Borrowing costs easing for new-age lenders – The Economic Times

The Economic Times


New-age digital lending companies are reporting easier cost of borrowing from banks and larger non-banking financial services firms as fledgling fintech startups start showing scale and profitable growth.

“Over the past one year, the cost of funds on the book has dropped by over 50 bps, from 9.63% to 9.12% from the December quarter last year to the December quarter this year. And given our cost of incremental debt, we should see progressive improvement in the cost of funds in the quarters to come,” said Lakshmipathy Deenadayalan, managing director, Five-Star Business Finance.

Across the industry, most large fintechs rated highly by credit rating agencies have seen a 50-basis points improvement in their borrowing cost over the last three quarters. One basis point is one hundredth of a percent.

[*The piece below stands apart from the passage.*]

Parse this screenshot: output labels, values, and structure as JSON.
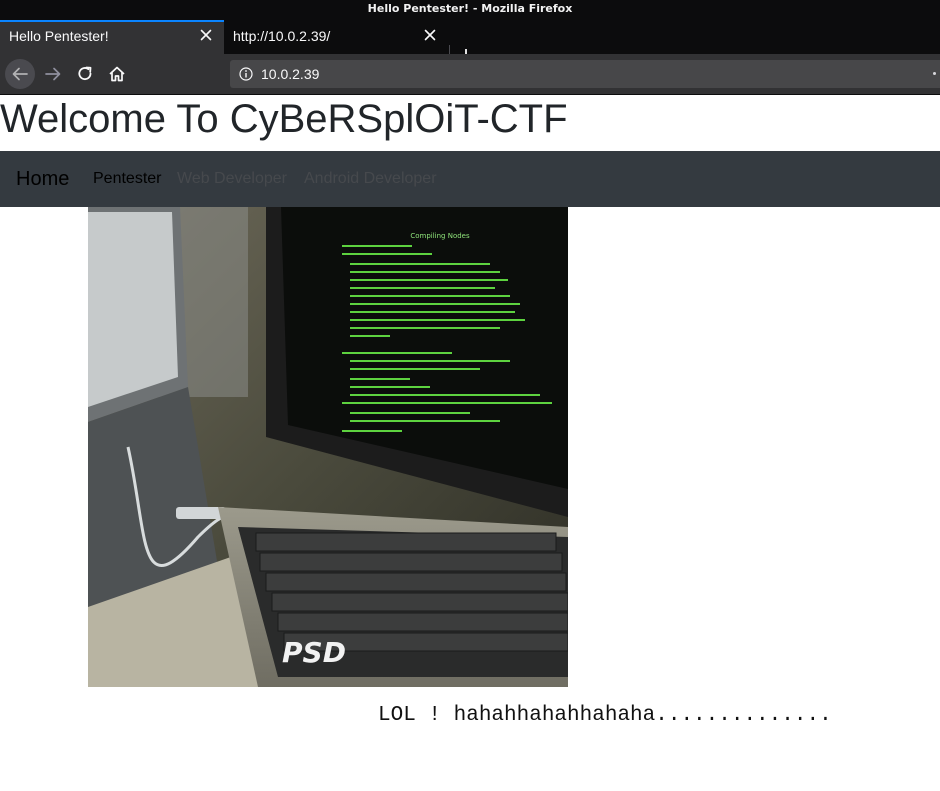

Borrowing costs are an important for financial services startups. Industry insiders pointed out that as costs reduce for these fintechs, it will help them improve their business yields and they can eventually offer lower interest rates to their customers as well.

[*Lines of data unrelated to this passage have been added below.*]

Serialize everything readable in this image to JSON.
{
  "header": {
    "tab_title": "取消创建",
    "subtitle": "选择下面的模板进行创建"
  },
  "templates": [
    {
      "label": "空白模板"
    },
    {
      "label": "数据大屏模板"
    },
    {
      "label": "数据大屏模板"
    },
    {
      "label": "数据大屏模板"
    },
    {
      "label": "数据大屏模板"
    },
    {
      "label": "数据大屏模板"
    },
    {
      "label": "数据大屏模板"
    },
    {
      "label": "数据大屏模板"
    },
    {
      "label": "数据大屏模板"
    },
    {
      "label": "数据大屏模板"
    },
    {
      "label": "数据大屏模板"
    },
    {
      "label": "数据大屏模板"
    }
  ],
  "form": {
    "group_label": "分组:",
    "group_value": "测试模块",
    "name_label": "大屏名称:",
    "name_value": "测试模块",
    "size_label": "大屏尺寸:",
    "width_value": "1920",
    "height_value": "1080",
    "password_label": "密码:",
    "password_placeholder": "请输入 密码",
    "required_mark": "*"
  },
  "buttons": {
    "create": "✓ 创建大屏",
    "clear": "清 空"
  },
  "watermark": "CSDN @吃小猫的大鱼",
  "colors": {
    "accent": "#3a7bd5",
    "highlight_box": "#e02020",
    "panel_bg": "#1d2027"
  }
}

Additionally, with players like Fibe securing $40 million from large investors like International Finance Corporation, Flexiloans raising $80 million in funding from Fundamentum Partnership and Accion Digital Transformation, the confidence of the larger banks and NBFCs in fintechs has grown.

“Overall interest rates for the business are getting better,” said Sanjay Sharma, managing director of Aye Finance that is currently going through the IPO book-building process. Sharma added that currently Aye Finance gets around 30% of its loans from banks, which the management wants to increase to 50% over time.